Kowalczyk has not had such lyrical clarity since Live's 1991 debut album Mental Jewelry. His lyrics and vocals have matured and now pinpoint the confusion many people feel in their relationships with God. "I've been to pretty buildings, all in search of you, I have lit all the candles, sat in all the pews ... Oh the distance is not do-able in these bodies of clay my brother," he sings in "The Distance."
Though the fusion of soul-searching lyrics and guitar walls does not always work, it clearly steers the band away from the anger in Samadhi to an earlier point in its musical lives when the questions about faith, not the answers, were important.

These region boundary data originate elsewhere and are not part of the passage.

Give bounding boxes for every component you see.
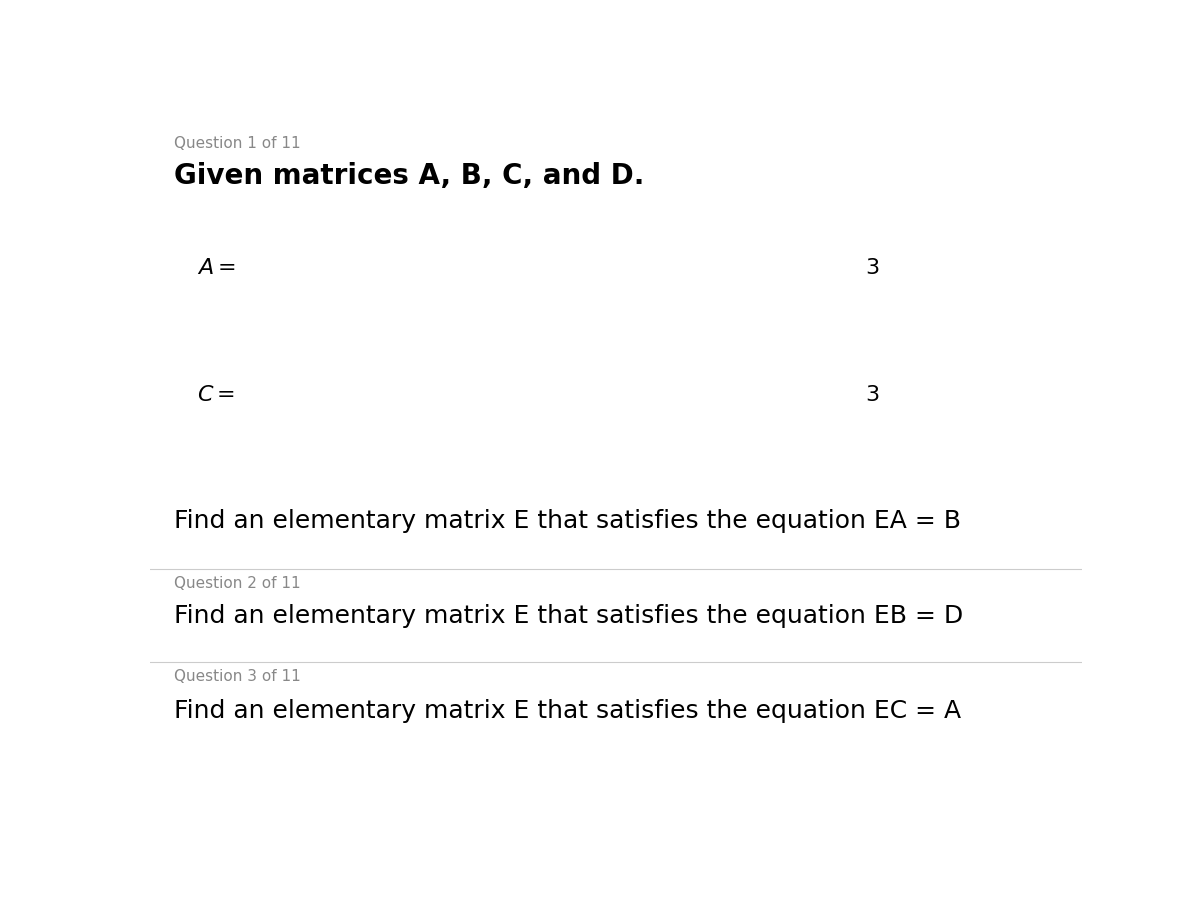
Text: $C=$: $C=$ [197, 385, 234, 405]
Text: Question 2 of 11: Question 2 of 11 [173, 576, 300, 590]
Text: Find an elementary matrix E that satisfies the equation EB = D: Find an elementary matrix E that satisfi… [173, 604, 963, 628]
Text: Find an elementary matrix E that satisfies the equation EA = B: Find an elementary matrix E that satisfi… [173, 509, 960, 534]
Text: Question 3 of 11: Question 3 of 11 [173, 669, 300, 685]
Text: Find an elementary matrix E that satisfies the equation EC = A: Find an elementary matrix E that satisfi… [173, 698, 960, 723]
Text: Given matrices A, B, C, and D.: Given matrices A, B, C, and D. [173, 163, 644, 190]
Text: 3: 3 [865, 385, 880, 405]
Text: Question 1 of 11: Question 1 of 11 [173, 136, 300, 152]
Text: 3: 3 [865, 258, 880, 278]
Text: $A=$: $A=$ [197, 258, 236, 278]
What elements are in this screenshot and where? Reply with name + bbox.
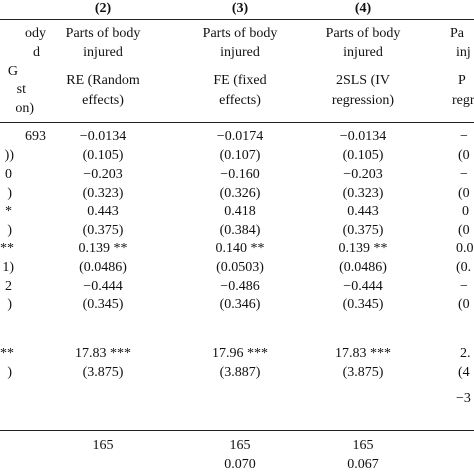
table-cell: (0 <box>458 148 470 163</box>
table-cell: * <box>5 204 12 219</box>
table-cell: (0.107) <box>219 148 261 163</box>
col4-model-line-2: regression) <box>331 93 395 108</box>
col5-header-line-2: inj <box>456 45 471 60</box>
col2-dependent-var-line-2: injured <box>83 45 123 60</box>
table-cell: ) <box>7 365 12 380</box>
table-cell: (3.887) <box>219 365 261 380</box>
table-cell: −3 <box>456 391 471 406</box>
col2-dependent-var-line-1: Parts of body <box>65 26 141 41</box>
table-cell: 165 <box>352 438 374 453</box>
table-cell: (0.323) <box>342 186 384 201</box>
col1-header-line-4: st <box>16 82 26 97</box>
table-cell: (0.346) <box>219 297 261 312</box>
table-cell: (0.326) <box>219 186 261 201</box>
table-cell: − <box>460 279 468 294</box>
table-cell: (0 <box>458 297 470 312</box>
table-cell: )) <box>4 148 14 163</box>
table-cell: 693 <box>25 129 46 144</box>
table-cell: (0 <box>458 223 470 238</box>
table-cell: 0.443 <box>87 204 119 219</box>
table-cell: (0.384) <box>219 223 261 238</box>
table-cell: 17.83 *** <box>335 346 391 361</box>
top-rule <box>0 19 474 20</box>
col3-dependent-var-line-1: Parts of body <box>202 26 278 41</box>
col4-dependent-var-line-2: injured <box>343 45 383 60</box>
table-cell: 2. <box>460 346 471 361</box>
table-cell: 0.140 ** <box>215 241 265 256</box>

Gone forever is Live's ability to build pulsing melodies into a dizzying crescendo of emotion and feeling. Instead, all of the emotion which Kowalczyk and company wish to emit is spilled out by the end of the first refrain. The pace the band tries to keep over the remainder of each song is distracting.
By the end of the album songs begin to run into one another, except for "They Stood Up For Love" and "Dance With You," a love song reminiscent of Samadhi's "Turn My Head."
Tragically, it has also become increasingly clear that acoustic guitars will never be heard on another Live album again.
The Distance to Here is a compilation of the innocence, sense of the dramatic and angst that as led Live to become one of the best soul-searching groups since U2, but still lacks the tenderness which Kowalcyzk wielded so effectively on earlier albums.